Over-celebrating Sullivan

I pointed several days ago toward a piece in New York Magazine by Andrew Sullivan, noting that he had badly conflated philosophy and religion and seemed to have a poor understanding of how ignorant a lot of the Evangelical Right who comprise the Republican base actually are.

I live in a town that is the home of a Southern Baptist Seminary, and can hardly go outdoors without tripping over some yahoo that genuinely believes everything went wrong when a talking snake tricked a gullible woman into stealing a bad piece of fruit, and that evolution is the make-believe of liberal, Baby Jesus-hating scientists.

What do you know? Albert the Pious devoted a lot of friendly attention to the piece, and today New York Times columnist David Brooks commented favorably on the piece.

Sullivan, Mohler, and Brooks all make the identical mistake: Because they are themselves religious people, they misinterpret the skepticism of scientists and engineers as just another religion, albeit attenuated; they seem unable to imagine an intellectual framework that does not assume some amount of magic, as though scientists and engineers nod toward a different and decidedly peculiar magic.

No. Jerry Coyne put it nicely:

Most atheists simply reject the notion of God because there is no evidence for one. Many of us, including the scientifically minded, reject God in the way we reject the Loch Ness Monster: there could have been evidence for both creatures, but none has shown up. There is evidence that could surface that would convince many of us—I am one, Carl Sagan was another—that a divine being existed. But we haven’t seen any such evidence. In contrast, for many believers there is no evidence that would dispel their notion of God. If evolution, the Holocaust, and the persistence of evil and physical disasters didn’t do it, then nothing will. [emphases in original]

I don’t posit an incorporeal being outside time and space to explain what I don’t understand; I say that I don’t understand, and let it sit or investigate further, and that is the case with every skeptic I know of.

Toward the end of the Progressive Era, when the Pious first began to understand that thought was evolving in a direction that cut them out, the American philosopher John Dewey delivered two lecture series’ that were subsequently re-published as A Common Faith and The Quest for Certainty. The first is available in either print or ebook, and the second is available in only print.
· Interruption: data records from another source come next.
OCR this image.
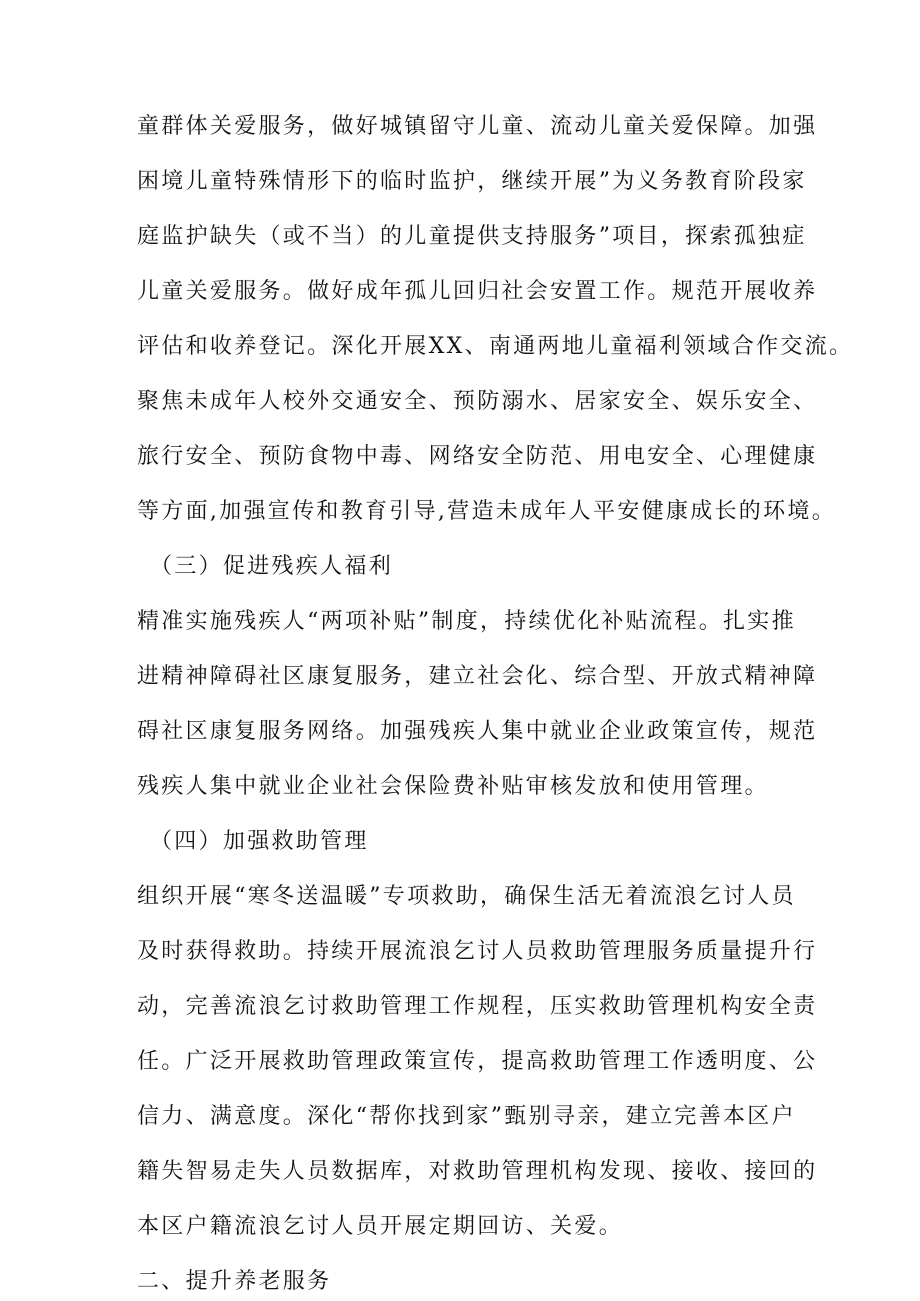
童群体关爱服务，做好城镇留守儿童、流动儿童关爱保障。加强
困境儿童特殊情形下的临时监护，继续开展”为义务教育阶段家
庭监护缺失（或不当）的儿童提供支持服务”项目，探索孤独症
儿童关爱服务。做好成年孤儿回归社会安置工作。规范开展收养
评估和收养登记。深化开展XX、南通两地儿童福利领域合作交流。
聚焦未成年人校外交通安全、预防溺水、居家安全、娱乐安全、
旅行安全、预防食物中毒、网络安全防范、用电安全、心理健康
等方面,加强宣传和教育引导,营造未成年人平安健康成长的环境。
（三）促进残疾人福利
精准实施残疾人“两项补贴”制度，持续优化补贴流程。扎实推
进精神障碍社区康复服务，建立社会化、综合型、开放式精神障
碍社区康复服务网络。加强残疾人集中就业企业政策宣传，规范
残疾人集中就业企业社会保险费补贴审核发放和使用管理。
（四）加强救助管理
组织开展“寒冬送温暖”专项救助，确保生活无着流浪乞讨人员
及时获得救助。持续开展流浪乞讨人员救助管理服务质量提升行
动，完善流浪乞讨救助管理工作规程，压实救助管理机构安全责
任。广泛开展救助管理政策宣传，提高救助管理工作透明度、公
信力、满意度。深化“帮你找到家”甄别寻亲，建立完善本区户
籍失智易走失人员数据库，对救助管理机构发现、接收、接回的
本区户籍流浪乞讨人员开展定期回访、关爱。
二、提升养老服务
Both are worth a read, for Dewey clearly understood that religion would inevitably become a reactionary and destructive force in public life, and tried to suggest antidotes.

Navigating the death of religion — especially the Abrahamic theisms — is the greatest task before humanity, because that death seethes below a lot of global and domestic turmoil, and because that death is spurred by a paradigm shift that much of humanity is simply not competent to make; witness the difficulty of even educated men like Sullivan, Mohler, and Brooks.